For illustration of lazy tensor behavior, let's perform some operations with XLA tensor(s), and examine the resulting HLO Graph:

In [None]:
dev = xm.xla_device()

x1 = torch.rand((3, 3)).to(dev)
x2 = torch.rand((3, 8)).to(dev)

y1 = torch.einsum('bs,st->bt', x1, x2)
y1 = y1 + x2
print(torch_xla._XLAC._get_xla_tensors_text([y1]))

Notice that XLA Tensors are "Lazy", i.e. The operations have been recorded but no computation/execution actually is done until required.

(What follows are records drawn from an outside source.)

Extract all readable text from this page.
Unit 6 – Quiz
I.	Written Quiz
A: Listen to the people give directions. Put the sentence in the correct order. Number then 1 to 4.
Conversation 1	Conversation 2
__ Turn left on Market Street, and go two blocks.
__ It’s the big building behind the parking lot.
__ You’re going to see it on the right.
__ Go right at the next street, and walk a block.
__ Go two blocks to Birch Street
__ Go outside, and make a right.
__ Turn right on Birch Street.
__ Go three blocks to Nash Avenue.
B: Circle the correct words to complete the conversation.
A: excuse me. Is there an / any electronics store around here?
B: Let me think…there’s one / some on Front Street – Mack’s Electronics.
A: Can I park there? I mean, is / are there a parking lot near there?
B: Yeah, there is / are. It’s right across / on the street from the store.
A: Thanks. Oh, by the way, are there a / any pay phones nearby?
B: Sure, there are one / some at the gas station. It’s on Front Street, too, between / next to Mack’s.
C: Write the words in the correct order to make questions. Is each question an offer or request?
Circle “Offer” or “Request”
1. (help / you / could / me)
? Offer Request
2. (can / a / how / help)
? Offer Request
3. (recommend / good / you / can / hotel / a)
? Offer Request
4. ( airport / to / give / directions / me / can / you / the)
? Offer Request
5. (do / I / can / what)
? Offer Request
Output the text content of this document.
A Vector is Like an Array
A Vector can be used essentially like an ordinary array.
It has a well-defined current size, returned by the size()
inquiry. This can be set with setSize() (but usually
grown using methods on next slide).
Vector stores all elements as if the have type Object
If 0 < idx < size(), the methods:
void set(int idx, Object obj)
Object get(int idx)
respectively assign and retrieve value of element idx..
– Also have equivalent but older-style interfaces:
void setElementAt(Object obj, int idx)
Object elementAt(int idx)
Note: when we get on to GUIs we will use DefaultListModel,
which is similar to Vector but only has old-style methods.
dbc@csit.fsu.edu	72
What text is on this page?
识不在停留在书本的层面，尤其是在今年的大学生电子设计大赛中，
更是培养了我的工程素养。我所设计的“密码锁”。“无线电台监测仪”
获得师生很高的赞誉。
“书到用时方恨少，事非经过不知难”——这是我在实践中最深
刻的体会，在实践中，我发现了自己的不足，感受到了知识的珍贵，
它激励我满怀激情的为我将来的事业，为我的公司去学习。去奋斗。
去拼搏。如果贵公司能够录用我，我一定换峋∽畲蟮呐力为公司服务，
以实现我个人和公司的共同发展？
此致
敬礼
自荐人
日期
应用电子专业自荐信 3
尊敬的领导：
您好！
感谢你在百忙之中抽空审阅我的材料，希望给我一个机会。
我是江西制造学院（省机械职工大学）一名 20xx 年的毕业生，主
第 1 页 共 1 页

The execution is done when a LazyTensor Barrier is inserted.
The easiest way to insert a barrier is mark_step() call:

In [None]:
xm.mark_step()
print(torch_xla._XLAC._get_xla_tensors_text([x1]))
print(y1.device)

# Dynamic Graph
Now let's create a method which executes operations on xla tensors followed by a mark_step call. Optionally we also introduce a dynamic structure with these tensors. We then execute this method with and without the dynamic structure and measure the run time.

In [None]:
def dummy_step(x, y, loss, acc=False):
  z = torch.einsum('bs,st->bt', y, x)
  step_loss = z.sum().view(1,)
  if acc: 
    loss = torch.cat((loss, step_loss))
  else:
    loss = step_loss
  xm.mark_step()
  return loss

In [None]:
import time
def measure_time(acc=False):
  exec_times = []
  iter_count = 100
  x = torch.rand((512, 8)).to(dev)
  y = torch.rand((512, 512)).to(dev)
  loss = torch.zeros(1).to(dev)
  for i in range(iter_count):
    tic = time.time()
    loss = dummy_step(x, y, loss, acc=acc)
    toc = time.time()
    exec_times.append(toc - tic)
  return exec_times

In [None]:
dyn = measure_time(acc=True) # acc= True Results in dynamic graph
st = measure_time(acc=False) # Static graph, computation shape, inputs and output shapes don't change

In [None]:
import matplotlib.pyplot as plt
plt.plot(st, label = 'static graph')
plt.plot(dyn, label = 'dynamic graph')
plt.legend()
plt.title('Execution time in seconds')

Notice that dynamic graph execution times are consistently higher for same computation because of the compilation cost incurred in every iteration. Static graph curve benefits from compilation cache and quickly stablizes to a faster execution time.